Working with publicly available metadata from Twitter, a machine learning algorithm was able to identify users with 96.7 per cent accuracy

Metadata is everywhere. Everything you tweet, every picture you take, and every status update you post on Facebook. It’s used by police and security forces to identify people who try to hide their identities and locations, while associated metadata in selfies can inadvertently ensnare criminals unaware that the data can destroy their alibi.

And metadata on Twitter can also be used in extremely precise identification each and every one of us – according to a new paper by researchers at University College London and the Alan Turing Institute. Your tweets, it turns out, no matter how anonymous you might think they are, can be traced back to you with unerring accuracy. All someone needs to do is look at the metadata.
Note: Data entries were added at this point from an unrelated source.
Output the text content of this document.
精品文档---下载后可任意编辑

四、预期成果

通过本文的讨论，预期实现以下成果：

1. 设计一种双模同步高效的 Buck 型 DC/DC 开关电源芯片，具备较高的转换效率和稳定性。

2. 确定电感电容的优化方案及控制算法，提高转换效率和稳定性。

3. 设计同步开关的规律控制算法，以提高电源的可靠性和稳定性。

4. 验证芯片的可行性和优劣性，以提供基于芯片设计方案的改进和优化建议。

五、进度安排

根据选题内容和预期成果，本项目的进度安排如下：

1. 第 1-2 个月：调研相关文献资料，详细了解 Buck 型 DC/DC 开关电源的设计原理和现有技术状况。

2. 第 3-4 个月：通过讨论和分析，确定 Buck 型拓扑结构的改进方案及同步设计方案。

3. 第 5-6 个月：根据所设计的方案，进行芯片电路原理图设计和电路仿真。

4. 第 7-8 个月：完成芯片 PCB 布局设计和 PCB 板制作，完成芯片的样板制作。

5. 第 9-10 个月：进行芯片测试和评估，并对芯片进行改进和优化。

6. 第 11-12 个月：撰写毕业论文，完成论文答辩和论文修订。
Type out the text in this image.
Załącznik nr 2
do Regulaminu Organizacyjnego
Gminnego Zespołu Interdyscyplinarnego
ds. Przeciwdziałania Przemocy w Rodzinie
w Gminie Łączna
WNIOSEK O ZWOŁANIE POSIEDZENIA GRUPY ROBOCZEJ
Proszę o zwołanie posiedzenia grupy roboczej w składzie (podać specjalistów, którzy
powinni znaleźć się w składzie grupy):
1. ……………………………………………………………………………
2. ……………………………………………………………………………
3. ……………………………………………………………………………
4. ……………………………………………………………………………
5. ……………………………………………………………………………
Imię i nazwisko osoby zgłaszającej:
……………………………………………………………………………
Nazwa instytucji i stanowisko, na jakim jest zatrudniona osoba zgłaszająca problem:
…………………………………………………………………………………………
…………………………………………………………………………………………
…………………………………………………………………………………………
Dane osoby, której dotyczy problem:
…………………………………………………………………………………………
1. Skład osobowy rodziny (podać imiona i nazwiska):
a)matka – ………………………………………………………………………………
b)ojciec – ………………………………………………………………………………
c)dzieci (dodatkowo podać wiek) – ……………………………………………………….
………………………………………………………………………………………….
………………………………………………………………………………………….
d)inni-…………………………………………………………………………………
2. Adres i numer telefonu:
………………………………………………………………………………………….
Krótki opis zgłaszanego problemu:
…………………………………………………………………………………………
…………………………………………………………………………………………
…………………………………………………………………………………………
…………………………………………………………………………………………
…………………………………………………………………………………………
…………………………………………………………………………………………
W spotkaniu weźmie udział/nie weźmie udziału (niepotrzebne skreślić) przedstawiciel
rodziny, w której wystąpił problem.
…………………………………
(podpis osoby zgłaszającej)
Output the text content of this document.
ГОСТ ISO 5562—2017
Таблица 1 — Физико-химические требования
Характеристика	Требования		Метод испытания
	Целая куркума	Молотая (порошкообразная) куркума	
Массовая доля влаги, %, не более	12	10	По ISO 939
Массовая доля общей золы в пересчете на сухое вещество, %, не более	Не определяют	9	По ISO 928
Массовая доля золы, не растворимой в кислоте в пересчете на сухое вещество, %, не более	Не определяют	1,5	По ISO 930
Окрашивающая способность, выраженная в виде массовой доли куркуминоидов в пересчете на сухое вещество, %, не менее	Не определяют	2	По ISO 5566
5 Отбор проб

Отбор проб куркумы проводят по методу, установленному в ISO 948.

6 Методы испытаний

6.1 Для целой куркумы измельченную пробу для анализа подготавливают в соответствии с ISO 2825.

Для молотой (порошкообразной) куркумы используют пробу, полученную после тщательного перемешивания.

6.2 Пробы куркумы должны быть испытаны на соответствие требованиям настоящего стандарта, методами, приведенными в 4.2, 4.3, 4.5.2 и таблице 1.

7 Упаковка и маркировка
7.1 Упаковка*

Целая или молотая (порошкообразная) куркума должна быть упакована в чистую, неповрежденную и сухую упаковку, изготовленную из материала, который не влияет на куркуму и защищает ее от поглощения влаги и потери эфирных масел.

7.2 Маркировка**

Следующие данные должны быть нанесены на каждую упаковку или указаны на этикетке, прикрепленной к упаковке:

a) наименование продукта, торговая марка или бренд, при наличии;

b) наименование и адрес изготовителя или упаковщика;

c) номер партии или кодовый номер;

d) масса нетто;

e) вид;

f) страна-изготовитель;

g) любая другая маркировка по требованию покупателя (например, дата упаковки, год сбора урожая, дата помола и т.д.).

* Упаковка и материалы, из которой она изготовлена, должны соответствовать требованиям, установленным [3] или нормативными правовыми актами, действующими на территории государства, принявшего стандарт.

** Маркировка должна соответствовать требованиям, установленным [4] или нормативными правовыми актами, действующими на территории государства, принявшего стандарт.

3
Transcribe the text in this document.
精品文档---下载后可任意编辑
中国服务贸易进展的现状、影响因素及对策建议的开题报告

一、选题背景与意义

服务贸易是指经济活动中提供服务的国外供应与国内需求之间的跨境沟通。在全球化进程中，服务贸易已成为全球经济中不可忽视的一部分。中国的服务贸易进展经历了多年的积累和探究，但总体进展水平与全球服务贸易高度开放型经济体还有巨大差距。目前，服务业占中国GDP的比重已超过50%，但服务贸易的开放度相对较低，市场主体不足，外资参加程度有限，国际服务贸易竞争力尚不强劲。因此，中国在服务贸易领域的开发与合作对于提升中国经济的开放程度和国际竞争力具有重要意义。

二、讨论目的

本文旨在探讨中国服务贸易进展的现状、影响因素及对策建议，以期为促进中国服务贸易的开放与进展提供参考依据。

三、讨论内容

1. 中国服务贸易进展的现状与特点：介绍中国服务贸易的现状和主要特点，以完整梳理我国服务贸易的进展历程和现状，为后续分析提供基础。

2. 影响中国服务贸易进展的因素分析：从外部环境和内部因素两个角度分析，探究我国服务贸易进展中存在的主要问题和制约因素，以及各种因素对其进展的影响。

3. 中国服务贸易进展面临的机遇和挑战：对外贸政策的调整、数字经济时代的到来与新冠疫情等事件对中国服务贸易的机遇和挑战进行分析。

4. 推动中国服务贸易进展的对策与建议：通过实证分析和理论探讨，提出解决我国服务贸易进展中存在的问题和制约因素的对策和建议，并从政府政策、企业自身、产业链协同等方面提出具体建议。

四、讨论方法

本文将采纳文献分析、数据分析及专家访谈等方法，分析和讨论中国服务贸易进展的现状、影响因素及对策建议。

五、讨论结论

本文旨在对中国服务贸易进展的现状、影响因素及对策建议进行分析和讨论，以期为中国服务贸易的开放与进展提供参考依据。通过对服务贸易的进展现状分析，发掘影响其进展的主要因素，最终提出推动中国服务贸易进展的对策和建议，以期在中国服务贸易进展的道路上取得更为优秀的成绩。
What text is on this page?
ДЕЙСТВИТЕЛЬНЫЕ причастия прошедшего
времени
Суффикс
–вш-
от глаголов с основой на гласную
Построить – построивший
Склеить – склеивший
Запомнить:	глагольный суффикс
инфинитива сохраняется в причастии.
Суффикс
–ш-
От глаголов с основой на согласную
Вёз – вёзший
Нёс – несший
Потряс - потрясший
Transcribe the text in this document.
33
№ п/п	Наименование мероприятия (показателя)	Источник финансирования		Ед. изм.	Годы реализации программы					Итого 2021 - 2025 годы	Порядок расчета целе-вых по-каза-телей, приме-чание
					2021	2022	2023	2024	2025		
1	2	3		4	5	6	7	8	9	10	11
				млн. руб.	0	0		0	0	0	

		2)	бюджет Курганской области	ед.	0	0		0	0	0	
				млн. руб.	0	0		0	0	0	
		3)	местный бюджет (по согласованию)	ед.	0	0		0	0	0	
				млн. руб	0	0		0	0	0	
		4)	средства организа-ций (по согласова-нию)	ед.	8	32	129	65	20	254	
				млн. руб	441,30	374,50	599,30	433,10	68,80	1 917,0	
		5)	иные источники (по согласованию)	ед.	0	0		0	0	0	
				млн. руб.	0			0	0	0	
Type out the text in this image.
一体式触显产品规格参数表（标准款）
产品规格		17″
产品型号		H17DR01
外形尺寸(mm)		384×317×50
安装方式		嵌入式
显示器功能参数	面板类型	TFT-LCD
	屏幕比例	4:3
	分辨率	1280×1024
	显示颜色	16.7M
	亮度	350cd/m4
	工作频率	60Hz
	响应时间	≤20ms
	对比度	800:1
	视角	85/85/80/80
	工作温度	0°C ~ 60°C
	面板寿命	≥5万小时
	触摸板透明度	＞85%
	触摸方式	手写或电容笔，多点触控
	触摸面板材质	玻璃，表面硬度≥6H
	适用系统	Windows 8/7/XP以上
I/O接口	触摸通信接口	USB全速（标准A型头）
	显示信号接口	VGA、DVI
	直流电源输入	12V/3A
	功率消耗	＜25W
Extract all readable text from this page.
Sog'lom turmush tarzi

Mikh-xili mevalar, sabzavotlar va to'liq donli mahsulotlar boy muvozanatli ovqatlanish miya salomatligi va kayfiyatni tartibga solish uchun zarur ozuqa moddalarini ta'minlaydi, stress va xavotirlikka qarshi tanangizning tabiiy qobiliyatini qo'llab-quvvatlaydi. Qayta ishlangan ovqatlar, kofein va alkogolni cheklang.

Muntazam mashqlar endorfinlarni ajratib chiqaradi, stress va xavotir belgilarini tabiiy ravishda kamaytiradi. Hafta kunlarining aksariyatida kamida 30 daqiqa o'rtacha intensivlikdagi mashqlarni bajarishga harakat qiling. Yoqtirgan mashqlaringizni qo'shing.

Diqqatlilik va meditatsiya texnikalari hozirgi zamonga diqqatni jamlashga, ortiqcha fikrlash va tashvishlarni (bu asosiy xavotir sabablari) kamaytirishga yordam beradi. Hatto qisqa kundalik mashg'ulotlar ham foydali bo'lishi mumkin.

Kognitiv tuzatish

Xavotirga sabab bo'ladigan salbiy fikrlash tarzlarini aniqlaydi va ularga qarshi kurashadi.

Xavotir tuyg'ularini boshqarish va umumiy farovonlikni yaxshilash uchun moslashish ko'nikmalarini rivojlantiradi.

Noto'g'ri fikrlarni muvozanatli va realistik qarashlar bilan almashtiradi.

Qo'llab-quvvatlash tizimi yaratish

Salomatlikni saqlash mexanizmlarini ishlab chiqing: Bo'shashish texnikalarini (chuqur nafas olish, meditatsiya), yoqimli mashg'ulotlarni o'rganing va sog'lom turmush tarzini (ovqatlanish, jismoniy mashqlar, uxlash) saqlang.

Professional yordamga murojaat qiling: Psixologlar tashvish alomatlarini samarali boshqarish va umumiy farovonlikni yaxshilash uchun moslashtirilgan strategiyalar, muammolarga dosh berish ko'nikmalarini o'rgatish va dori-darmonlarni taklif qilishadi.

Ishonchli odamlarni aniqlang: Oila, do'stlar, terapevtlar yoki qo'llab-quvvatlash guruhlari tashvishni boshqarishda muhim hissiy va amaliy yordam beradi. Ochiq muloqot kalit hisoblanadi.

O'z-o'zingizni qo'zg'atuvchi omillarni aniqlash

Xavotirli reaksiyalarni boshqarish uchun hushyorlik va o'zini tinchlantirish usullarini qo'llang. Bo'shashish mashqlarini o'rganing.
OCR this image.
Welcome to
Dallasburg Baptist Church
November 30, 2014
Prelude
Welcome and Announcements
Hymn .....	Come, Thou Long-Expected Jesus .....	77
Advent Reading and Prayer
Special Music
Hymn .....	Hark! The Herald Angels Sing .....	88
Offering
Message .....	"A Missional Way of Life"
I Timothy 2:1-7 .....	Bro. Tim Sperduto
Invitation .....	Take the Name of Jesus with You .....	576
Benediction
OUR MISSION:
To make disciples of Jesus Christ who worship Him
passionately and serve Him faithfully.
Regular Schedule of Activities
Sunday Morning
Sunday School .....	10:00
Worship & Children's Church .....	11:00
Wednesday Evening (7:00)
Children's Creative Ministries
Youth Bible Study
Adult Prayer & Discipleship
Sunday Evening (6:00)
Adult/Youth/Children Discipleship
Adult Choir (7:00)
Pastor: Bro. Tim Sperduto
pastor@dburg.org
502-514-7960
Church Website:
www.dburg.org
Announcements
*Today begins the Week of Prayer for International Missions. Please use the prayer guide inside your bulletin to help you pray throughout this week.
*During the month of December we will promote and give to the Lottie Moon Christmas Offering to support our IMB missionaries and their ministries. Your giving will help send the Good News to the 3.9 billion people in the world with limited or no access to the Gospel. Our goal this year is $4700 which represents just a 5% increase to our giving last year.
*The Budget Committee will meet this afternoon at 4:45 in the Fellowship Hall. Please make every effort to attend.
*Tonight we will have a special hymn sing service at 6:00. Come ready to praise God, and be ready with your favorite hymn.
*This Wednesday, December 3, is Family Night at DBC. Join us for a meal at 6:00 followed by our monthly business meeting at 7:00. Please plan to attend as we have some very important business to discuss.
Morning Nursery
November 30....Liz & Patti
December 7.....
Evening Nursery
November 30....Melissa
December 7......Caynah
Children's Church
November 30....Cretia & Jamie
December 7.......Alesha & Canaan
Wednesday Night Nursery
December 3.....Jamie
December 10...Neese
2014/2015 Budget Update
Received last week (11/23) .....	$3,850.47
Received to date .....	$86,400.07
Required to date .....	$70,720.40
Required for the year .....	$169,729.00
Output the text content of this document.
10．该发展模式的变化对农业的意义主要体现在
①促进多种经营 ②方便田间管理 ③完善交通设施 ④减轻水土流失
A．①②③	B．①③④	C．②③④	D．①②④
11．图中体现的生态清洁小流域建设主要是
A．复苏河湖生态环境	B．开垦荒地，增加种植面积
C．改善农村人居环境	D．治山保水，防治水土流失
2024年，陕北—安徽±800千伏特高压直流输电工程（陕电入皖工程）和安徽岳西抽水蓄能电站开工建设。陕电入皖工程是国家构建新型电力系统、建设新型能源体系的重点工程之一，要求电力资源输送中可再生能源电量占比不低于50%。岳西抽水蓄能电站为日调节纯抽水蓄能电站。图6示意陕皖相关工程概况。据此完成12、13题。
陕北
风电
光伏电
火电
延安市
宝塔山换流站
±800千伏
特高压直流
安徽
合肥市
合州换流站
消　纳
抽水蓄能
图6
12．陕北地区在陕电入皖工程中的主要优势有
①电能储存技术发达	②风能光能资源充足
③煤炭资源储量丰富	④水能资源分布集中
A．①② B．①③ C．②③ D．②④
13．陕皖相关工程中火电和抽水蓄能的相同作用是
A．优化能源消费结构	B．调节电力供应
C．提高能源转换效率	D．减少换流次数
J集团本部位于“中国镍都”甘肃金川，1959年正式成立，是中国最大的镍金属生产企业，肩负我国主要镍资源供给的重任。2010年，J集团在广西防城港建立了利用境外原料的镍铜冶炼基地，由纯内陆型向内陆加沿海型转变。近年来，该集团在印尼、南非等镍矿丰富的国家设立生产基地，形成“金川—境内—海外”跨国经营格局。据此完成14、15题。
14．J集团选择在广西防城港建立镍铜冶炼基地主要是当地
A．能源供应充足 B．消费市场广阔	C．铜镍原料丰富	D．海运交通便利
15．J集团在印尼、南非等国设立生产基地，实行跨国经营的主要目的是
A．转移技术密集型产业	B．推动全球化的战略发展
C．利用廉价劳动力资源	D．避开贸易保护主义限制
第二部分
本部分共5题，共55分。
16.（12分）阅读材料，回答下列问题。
The scientists used tweets and the associated metadata to identify any user in a group of 10,000 Twitter users with 96.7 per cent accuracy. Even when muddling up to 60 per cent of the metadata, the model could still pinpoint a single person with more than 95 per cent accuracy.

“Metadata is much larger when compared to the actual content of a tweet,” says Savvas Zannettou, a PhD student at the Cyprus University of Technology. People wrongly assume that because the data is online, they aren’t vulnerable to identification, adds Beatrice Perez of University College London, a co-author of the paper.

No right-thinking person would tell a total stranger what their address is if approached on the street. But they might tell them how often they turn their bedroom light on and off. “That’s the mentality with metadata,” says Perez. “People think it’s not a big deal. But couple it with another piece of information and I know when you’re home or not.”

It’s a commonly held belief, agrees Zannettou. “The average person doesn’t recognise that she can be easily identified using metadata.” Most Twitter users, he reckons, have no idea that Twitter holds 144 pieces of metadata on them, which is publicly accessible through the site’s API.

Being anonymous won't help

The researchers took a corpus of five million Twitter users and ran 14 pieces of metadata from their tweets (including the time the account was created, the time a tweet was published, and the number of favourites, followers and following) through three different machine learning algorithms.

The most efficient at identifying individual accounts with the best accuracy was also one of the most basic machine learning algorithms, say the researchers. It showed that it’s possible to identify with near-precise accuracy an individual using just a handful of pieces of metadata.

It does so by training the model with a known dataset of users, demonstrating that they behave in a certain way on Twitter based on the metadata of their tweets. When the model is run “in the wild”, using new tweets from the same users, it can unpick people’s behaviour from metadata, identifying them as a specific individual.

Trying to anonymise the data collected by social networks isn’t the answer, says Perez. “It’s very hard to anonymise a data set,” she explains. Triangulation using one or more sets of data is easy to do, and can often undo any attempts to remove identifying information.

Perez and her colleagues proved that by obfuscating the dataset they had from Twitter, removing some fields to try and make it more difficult for their system to pinpoint individuals. “If we had a few data points not blurred, it was still easy,” she says. The identification rate stayed largely stable right up to the point at which all unique elements are removed – and it becomes impossible to discern one person from any other.

Things are likely to improve following the introduction of GDPR in late May. “I think we’re going to find more scrutiny around metadata,” explains Pat Walshe, a data protection consultant. Article 25 of GDPR calls for “data protection by design and by default”. That regulation, also called data minimisation, requires that only the specific data required to carry out a task is processed by companies.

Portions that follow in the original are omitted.